Je pense spontanément à Christine and The Queens qui me fascine. Elle n’est pas du tout dans les codes désolants précédemment cités. Elle invente quelque chose de personnel, une image de femme qui n’existait pas avant. Elle est loin de toutes ces filles haletantes et offertes. Je suis heureuse de voir qu’elle rencontre un vif succès. Il nous faut d’autres jeunes artistes aussi intelligentes qu’elle car là ce n’est tout simplement possible !
Votre pièce rencontre, elle aussi, un joli succès. Heureuse ?
Cela fait trois ans que je tourne cette pièce. Bien sûr qu’on espère le succès, la rencontre avec le public mais ce qui est encore plus fort c’est de voir que le public est touché, ému par le propos. Il rit, il pleure. George Sand, ma vie, son oeuvre est un spectacle qui touche vraiment les gens par son approche de l’amour de la littérature, des femmes libres, des femmes qui s’inventent un destin.
J’aimerais faire beaucoup plus de scolaire mais il y a un truc que je ne m’explique pas entre l’éducation nationale et le théâtre. Les rares fois où des scolaires sont venues, les professeurs étaient fous de joie de voir qu’il était possible de parler de la littérature du 19ème en alliant profondeur et légèreté. Ce spectacle s’adresse vraiment à des jeunes de 16/18 ans. Je serais tellement heureuse que George Sand, ma vie, son oeuvre leur donne envie de lire, de penser, de comprendre combien le combat qu’a mené George Sand reste fondamental.

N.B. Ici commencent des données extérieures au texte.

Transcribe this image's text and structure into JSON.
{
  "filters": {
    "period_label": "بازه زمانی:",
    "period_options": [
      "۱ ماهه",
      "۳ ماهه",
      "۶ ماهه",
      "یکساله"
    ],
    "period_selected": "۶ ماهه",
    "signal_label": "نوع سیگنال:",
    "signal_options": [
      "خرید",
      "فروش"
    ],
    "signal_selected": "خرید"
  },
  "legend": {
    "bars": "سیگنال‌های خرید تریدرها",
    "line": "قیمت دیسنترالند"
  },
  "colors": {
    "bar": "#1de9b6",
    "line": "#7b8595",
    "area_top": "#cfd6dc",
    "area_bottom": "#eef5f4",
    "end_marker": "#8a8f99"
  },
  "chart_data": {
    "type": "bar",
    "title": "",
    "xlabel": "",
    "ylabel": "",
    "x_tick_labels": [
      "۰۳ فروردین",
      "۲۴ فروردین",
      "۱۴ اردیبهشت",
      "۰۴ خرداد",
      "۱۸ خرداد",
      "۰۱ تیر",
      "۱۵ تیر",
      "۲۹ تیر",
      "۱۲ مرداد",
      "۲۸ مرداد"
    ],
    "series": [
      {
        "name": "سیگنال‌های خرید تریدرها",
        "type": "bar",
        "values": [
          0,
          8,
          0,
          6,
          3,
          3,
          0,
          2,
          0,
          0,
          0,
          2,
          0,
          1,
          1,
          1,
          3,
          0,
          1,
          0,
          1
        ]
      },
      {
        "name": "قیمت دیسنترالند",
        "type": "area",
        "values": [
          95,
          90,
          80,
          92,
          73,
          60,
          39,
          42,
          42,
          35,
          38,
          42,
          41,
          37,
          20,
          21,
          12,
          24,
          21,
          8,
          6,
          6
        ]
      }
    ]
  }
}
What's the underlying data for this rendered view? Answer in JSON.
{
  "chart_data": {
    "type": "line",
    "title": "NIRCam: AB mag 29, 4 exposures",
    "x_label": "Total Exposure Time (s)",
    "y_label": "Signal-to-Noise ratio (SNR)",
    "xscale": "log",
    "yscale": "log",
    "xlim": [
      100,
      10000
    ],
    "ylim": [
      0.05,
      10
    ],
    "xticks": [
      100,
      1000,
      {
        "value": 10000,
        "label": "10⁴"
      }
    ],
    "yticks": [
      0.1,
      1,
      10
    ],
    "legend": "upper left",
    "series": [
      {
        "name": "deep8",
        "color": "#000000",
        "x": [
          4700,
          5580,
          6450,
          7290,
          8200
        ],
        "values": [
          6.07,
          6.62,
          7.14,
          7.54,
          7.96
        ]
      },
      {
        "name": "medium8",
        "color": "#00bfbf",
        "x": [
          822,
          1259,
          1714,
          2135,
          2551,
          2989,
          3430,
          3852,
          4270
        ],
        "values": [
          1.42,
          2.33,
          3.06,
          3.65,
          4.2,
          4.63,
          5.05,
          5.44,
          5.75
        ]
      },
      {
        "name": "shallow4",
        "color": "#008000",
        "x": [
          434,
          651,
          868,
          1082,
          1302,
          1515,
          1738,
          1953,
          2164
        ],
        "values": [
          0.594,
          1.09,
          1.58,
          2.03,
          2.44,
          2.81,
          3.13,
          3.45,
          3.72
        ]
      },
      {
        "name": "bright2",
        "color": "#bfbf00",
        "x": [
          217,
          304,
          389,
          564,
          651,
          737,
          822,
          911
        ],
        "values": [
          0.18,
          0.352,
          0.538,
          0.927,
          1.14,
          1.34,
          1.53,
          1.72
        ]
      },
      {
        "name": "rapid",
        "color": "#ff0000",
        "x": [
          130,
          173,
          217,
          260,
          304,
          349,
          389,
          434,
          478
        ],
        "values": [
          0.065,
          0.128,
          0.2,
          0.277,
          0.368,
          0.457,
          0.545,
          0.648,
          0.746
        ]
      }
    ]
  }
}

https://vimeo.com/167310260
Vous jouez en ce moment une toute nouvelle pièce qui met à l’honneur une autre femme de lettres : Françoise par Sagan.
La rencontre s’est faite grâce à Alex Lutz. Je ne renie rien traînait chez lui. C’est un montage des interviews de cette auteure de génie entre 1954 et 1992. Quelques mois plus tard, quelqu’un m’a offert le bouquin et je me suis dit qu’il y avait de quoi en faire une pièce de théâtre. J’ai travaillé le texte, coupé, sélectionné les passages qui me parlaient le plus. Ce qui est intéressant ici c’est que je disparais totalement derrière le personnage de Sagan. Et cela me plaît beaucoup de m’effacer ainsi. Je le joue en ce moment à Avignon après mon passage parisien.
Merci à Caroline Loeb pour ses réponses.